Kirschner et al  also screened the mutations present in 54 Carney complex kindreds. In 14 of the mutations that were mapped to the PRKAR1A locus, they found a premature stop codon; one altered the initiator ATG codon. The messenger ribonucleic acids (mRNAs) resulting from this mutation were unstable, and they rapidly decayed. In addition, the PRKAR1A products were absent in the affected cells. Casey et al and Veugelers et al demonstrated that in fact loss of heterozygosity and nonsense-mediated decay occurred during the pathogenesis of some Carney complex cases but not all. [10, 11]
The role of PDE11A as a possible gene modifier of the phenotype was evaluated in a series of 150 patients with Carney complex, with the high frequency of PDE11A variants identified. It remains unknown if this gene is a genetic modifying factor for the development of testicular and adrenal tumors in patients with germline PRKAR1A mutation. 
Occurrence in the United States
Cardiac myxomas are the most common primary cardiac tumor in the general population, occurring with a frequency of 7 cases per 10,000 individuals. Myxomas occurring as part of Carney complex account for 7% of all cardiac myxomas.
More than 150 patients have been identified as having Carney complex since its recognition in 1985. Cases in persons with only limited involvement may not be reported. The syndrome is distributed worldwide.
Race-, sex-, and age-related demographics
Most patients who are affected with Carney complex are white, although the disease has been described in blacks and other racial groups.
The mean patient age at diagnosis of Carney complex is 10-20 years, although the condition may arise in persons of any age and either sex.
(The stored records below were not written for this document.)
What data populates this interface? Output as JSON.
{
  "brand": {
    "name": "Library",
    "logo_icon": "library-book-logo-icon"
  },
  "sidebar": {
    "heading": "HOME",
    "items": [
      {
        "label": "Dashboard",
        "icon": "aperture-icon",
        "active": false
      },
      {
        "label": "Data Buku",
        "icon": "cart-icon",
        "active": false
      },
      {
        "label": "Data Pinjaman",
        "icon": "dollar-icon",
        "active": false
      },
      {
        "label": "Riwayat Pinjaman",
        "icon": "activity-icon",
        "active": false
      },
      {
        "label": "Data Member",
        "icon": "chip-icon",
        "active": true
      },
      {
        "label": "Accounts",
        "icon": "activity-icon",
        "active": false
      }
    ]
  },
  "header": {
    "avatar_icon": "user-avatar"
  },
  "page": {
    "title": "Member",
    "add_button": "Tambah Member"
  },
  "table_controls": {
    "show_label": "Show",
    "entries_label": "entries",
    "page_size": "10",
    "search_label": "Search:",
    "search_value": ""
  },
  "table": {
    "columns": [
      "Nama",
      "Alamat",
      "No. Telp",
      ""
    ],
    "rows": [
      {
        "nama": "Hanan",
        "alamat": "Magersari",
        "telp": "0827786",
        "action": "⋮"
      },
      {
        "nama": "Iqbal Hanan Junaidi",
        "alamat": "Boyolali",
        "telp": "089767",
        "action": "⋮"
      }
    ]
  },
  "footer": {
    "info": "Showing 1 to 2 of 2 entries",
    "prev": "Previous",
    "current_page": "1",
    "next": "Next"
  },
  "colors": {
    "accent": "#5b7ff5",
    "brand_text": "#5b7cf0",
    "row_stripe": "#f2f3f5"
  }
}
Sporadic myxomas generally affect middle-aged adults, particularly females.
Complications associated with Carney complex include the following:
Recurrent myxoma growth: Myxomas recur in approximately 12-22% of familial cases and in about 1-2% of sporadic cases; individuals with recurrent cardiac myxomas may require additional cardiac surgery to resect these tumors; the prognosis in Carney complex, which is generally good, depends on the proclivity of cardiac myxomas to recur
Congestive heart failure
Stroke: Cerebellar ischemic stroke can result from emboli from an atrial myxoma; ischemic stroke has been described as a presentation of recurrent cardiac myxoma in Carney complex 
Peripheral embolization, including in the coronary, retinal, renal, celiac, femoral, and pulmonary arteries
Intracardiac myxomas may create ball-valve obstructions that cause unexpected syncopal attacks, cardiac insufficiency, and sudden death in apparently healthy young children and adults.
Women with Carney complex may be at a high risk for recurrent atrial myxomas that lead to multiple strokes.  Early identification of a female patient with Carney complex may facilitate stroke prevention.
Extracardiac tumors may produce morbidity by local extension. Endocrine dysfunction also often is symptomatic, but it may be subclinical.
The psammomatous melanotic schwannomas are typically benign; they metastasize, however, in as many as 10% of cases.
Cardiac myxomas account for a mortality rate of 25% in patients with this syndrome. Cardiac myxomas are a silent killer, causing major disability with its embolic capacity and even sudden death.
Although the mortality rate is less than 2% during excisions of primary cardiac tumors, the risks associated with open-heart surgery increase with each successive operation.